What's curious is that this doesn't start when the USB stick is first attached - it only happens once it's installed the device and handed it a drive letter. While it's searching for the plug and play for the USB device you can carry on happily using WiFi, so it's not a power limitation I don't think, and the issue still occurs whether on battery or mains power. Reinstalling and updating the drivers for the WiFi adapter make no difference.

Does anyone have any ideas why this might happen and what can be done about it?

Thanks

Sam
 
I haven't encountered this situation with my pro3. After multiple rounds of MS updates things have been working smoothly


have you tried changing the WiFi channel on your router?
 
Oddly enough when I ran further testing on this I could only replicate it at one particular customer's site, which does suggest it could be a WiFi channel issue. Question is, why on earth would attaching a USB stick be the only thing to trigger it?
 
Logitech mentions on their site somewhere that their unifying receiver could cause interference when plugged into a Usb3 port. Their solution was providing free usb extension cables to those that are affected by the issue.
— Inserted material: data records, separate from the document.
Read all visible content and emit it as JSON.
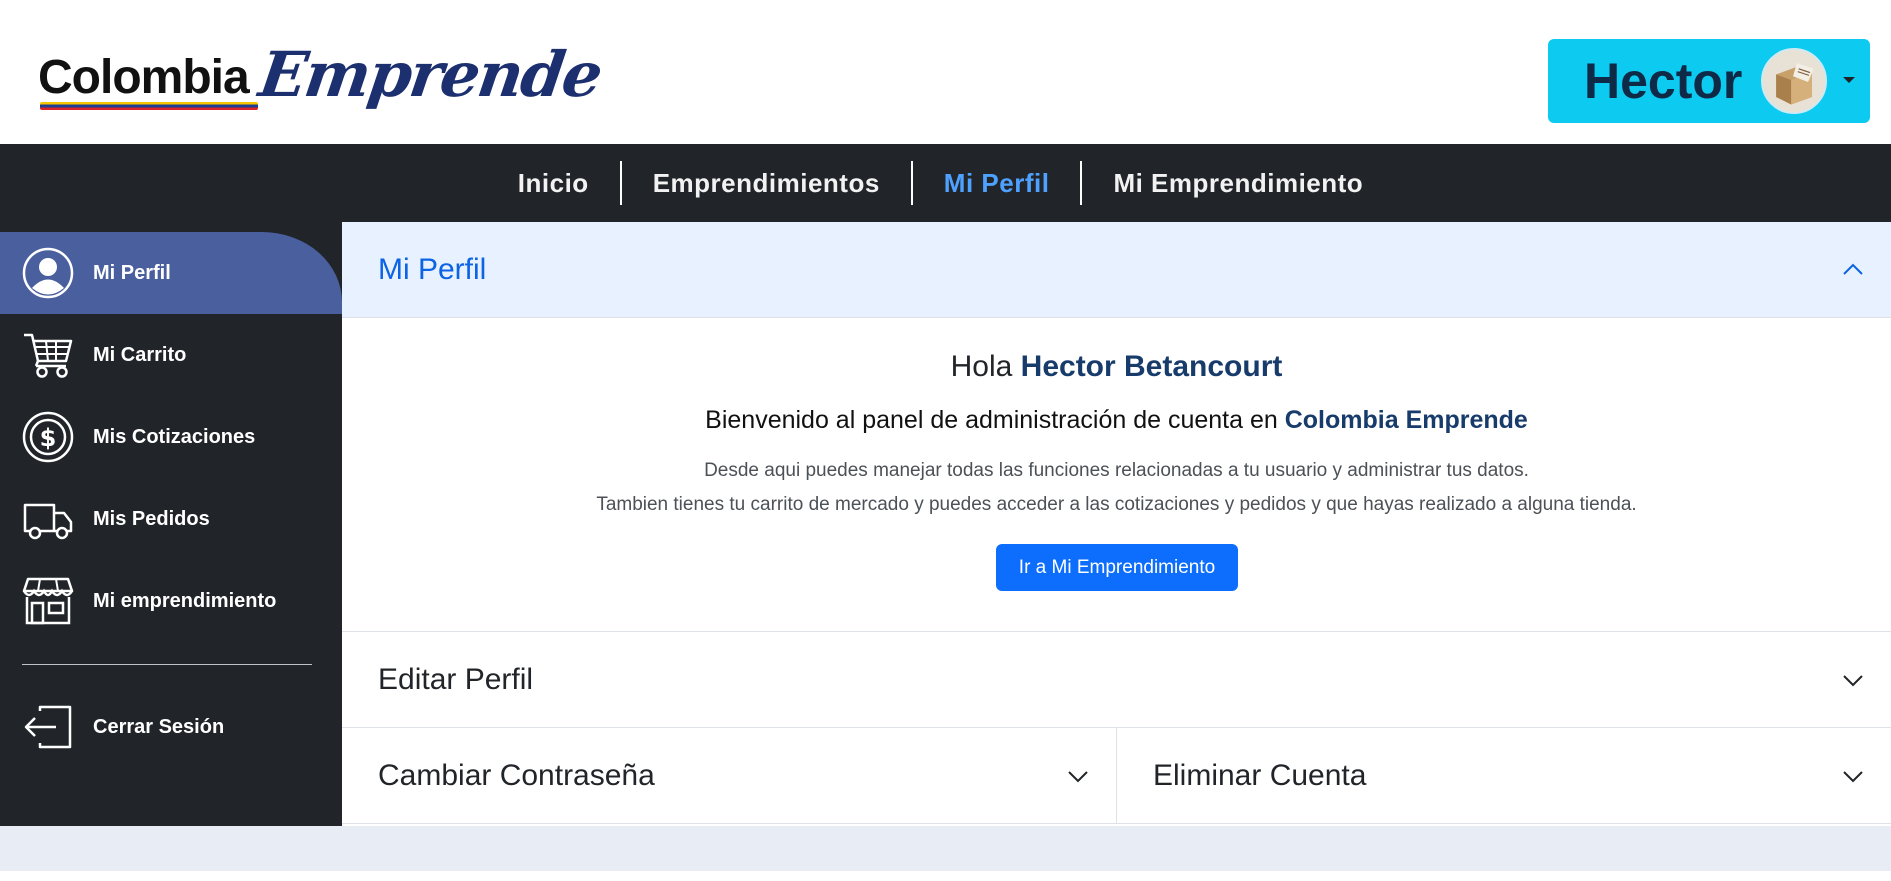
{
  "header": {
    "logo_text_1": "Colombia",
    "logo_text_2": "Emprende",
    "user_name": "Hector",
    "avatar_icon": "user-avatar-photo",
    "caret_icon": "caret-down-icon",
    "accent_color": "#0dcaf0"
  },
  "nav": {
    "items": [
      {
        "label": "Inicio"
      },
      {
        "label": "Emprendimientos"
      },
      {
        "label": "Mi Perfil",
        "active": true
      },
      {
        "label": "Mi Emprendimiento"
      }
    ],
    "background": "#212529",
    "active_color": "#4ea1ff"
  },
  "sidebar": {
    "items": [
      {
        "label": "Mi Perfil",
        "icon": "user-circle-icon",
        "active": true
      },
      {
        "label": "Mi Carrito",
        "icon": "cart-icon"
      },
      {
        "label": "Mis Cotizaciones",
        "icon": "dollar-circle-icon"
      },
      {
        "label": "Mis Pedidos",
        "icon": "truck-icon"
      },
      {
        "label": "Mi emprendimiento",
        "icon": "shop-icon"
      }
    ],
    "logout": {
      "label": "Cerrar Sesión",
      "icon": "logout-icon"
    },
    "active_color": "#4a5f9e"
  },
  "main": {
    "profile_section": {
      "title": "Mi Perfil",
      "expanded": true,
      "greeting_prefix": "Hola",
      "greeting_name": "Hector Betancourt",
      "welcome_prefix": "Bienvenido al panel de administración de cuenta en",
      "welcome_brand": "Colombia Emprende",
      "description_line_1": "Desde aqui puedes manejar todas las funciones relacionadas a tu usuario y administrar tus datos.",
      "description_line_2": "Tambien tienes tu carrito de mercado y puedes acceder a las cotizaciones y pedidos y que hayas realizado a alguna tienda.",
      "button_label": "Ir a Mi Emprendimiento"
    },
    "edit_section": {
      "title": "Editar Perfil",
      "expanded": false
    },
    "password_section": {
      "title": "Cambiar Contraseña",
      "expanded": false
    },
    "delete_section": {
      "title": "Eliminar Cuenta",
      "expanded": false
    }
  }
}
Not sure if they fixed with a revision to their receivers.

maybe you are seeing the similar issue with interference on usb3 with that particular wifi band.
 
Nah, multiple brands of USB sticks were tested, Lexar and AData, same result - in fact the only USB stick that showed slightly different behaviour (90-95% packet loss rather than 100%) was one of the four Lexar sticks tested that should all be identical.